DR. BLUMENTHAL:  Federal guidelines require that a household’s monthly income must be at or below 130% of the poverty line to be eligible for SNAP. However, states have the authority to heighten or ease eligibility requirements. For example, some states allow automatic enrollment when housing or childcare costs exceed a certain proportion of household income.  Other states stipulate that households cannot have assets exceeding $2000 (such as a car), or $3000 in the case of households with elderly or disabled individuals. Because SNAP is administered at the state level, procedures for enrolling vary. Often, an in-person interview is required. However, some states have responded to increasing demand by allowing phone interviews and online applications. Applicants must then submit supporting documents, such as proof of identity, residency, and citizenship status, pay stubs, utility bills, etc. Participants must periodically re-apply for benefits, typically every 6-12 months.

OLDWAYS:  How can those of us with better food security help or support the SNAP program?

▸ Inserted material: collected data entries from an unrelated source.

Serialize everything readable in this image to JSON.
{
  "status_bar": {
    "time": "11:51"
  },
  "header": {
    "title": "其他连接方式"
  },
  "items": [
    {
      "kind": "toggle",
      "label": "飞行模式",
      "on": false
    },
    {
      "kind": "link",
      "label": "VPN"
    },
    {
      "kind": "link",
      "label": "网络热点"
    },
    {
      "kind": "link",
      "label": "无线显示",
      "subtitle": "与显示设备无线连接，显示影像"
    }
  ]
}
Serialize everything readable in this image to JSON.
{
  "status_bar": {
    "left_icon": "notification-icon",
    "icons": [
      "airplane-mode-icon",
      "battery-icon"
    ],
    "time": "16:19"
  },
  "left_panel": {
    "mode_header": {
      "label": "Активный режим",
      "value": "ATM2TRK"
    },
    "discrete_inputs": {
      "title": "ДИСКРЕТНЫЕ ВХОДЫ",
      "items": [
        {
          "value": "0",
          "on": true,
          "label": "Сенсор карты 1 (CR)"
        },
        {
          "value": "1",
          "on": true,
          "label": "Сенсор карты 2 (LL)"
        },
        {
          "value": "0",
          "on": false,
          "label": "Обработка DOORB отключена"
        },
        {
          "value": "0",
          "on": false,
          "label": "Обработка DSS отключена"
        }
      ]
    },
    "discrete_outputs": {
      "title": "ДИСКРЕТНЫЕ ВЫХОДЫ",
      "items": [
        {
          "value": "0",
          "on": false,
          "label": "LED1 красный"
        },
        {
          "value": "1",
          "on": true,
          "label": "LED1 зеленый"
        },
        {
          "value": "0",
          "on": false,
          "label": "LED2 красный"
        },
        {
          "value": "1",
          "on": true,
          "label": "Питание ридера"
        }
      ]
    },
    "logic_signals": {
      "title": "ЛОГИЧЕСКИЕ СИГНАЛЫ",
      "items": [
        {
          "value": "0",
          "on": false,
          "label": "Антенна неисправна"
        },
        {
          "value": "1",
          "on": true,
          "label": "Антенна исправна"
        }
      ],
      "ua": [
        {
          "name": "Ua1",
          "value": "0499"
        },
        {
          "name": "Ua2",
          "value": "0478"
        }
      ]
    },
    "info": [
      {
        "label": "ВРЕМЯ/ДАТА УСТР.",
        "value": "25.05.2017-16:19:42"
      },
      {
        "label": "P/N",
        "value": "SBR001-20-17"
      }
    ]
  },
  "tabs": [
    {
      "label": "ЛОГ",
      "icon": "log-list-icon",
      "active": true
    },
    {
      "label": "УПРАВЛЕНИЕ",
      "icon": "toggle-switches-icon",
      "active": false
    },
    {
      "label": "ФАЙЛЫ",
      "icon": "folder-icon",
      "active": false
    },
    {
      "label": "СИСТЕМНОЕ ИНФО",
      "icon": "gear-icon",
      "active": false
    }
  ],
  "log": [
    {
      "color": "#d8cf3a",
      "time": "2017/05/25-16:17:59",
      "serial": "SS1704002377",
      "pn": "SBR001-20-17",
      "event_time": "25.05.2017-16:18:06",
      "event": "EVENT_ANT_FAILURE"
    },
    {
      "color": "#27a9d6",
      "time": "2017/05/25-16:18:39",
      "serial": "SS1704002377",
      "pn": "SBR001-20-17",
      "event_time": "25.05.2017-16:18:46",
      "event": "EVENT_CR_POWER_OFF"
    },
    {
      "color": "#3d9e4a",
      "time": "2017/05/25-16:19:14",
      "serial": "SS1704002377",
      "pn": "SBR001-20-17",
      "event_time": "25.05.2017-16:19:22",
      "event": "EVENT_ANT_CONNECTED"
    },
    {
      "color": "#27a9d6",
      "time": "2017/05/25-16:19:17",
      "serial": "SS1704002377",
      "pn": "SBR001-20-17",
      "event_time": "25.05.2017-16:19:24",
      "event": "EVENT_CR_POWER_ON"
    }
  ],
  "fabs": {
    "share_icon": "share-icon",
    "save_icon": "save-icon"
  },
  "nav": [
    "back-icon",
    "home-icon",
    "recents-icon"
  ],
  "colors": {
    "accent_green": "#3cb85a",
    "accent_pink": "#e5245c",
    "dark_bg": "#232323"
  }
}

DR. BLUMENTHAL:  With 1 in 6 Americans benefiting from a food assistance program, chances are you know someone who is enrolled in SNAP. SNAP is a program that enjoys rare bipartisan support in Congress, due to its demonstrated success in reducing hunger in America. However, you can further support SNAP beneficiaries by working to improve the food environment. You can work with community groups to increase access to fresh produce in food deserts, or teach cooking classes for children and their families. Oldways is doing wonderful work helping people to eat nutritiously in a culturally-relevant and enjoyable way. You can also visit SNAP to Health to contribute your ideas on innovative ways to improve the program. Efforts like these will help improve nutrition for everyone, including SNAP participants!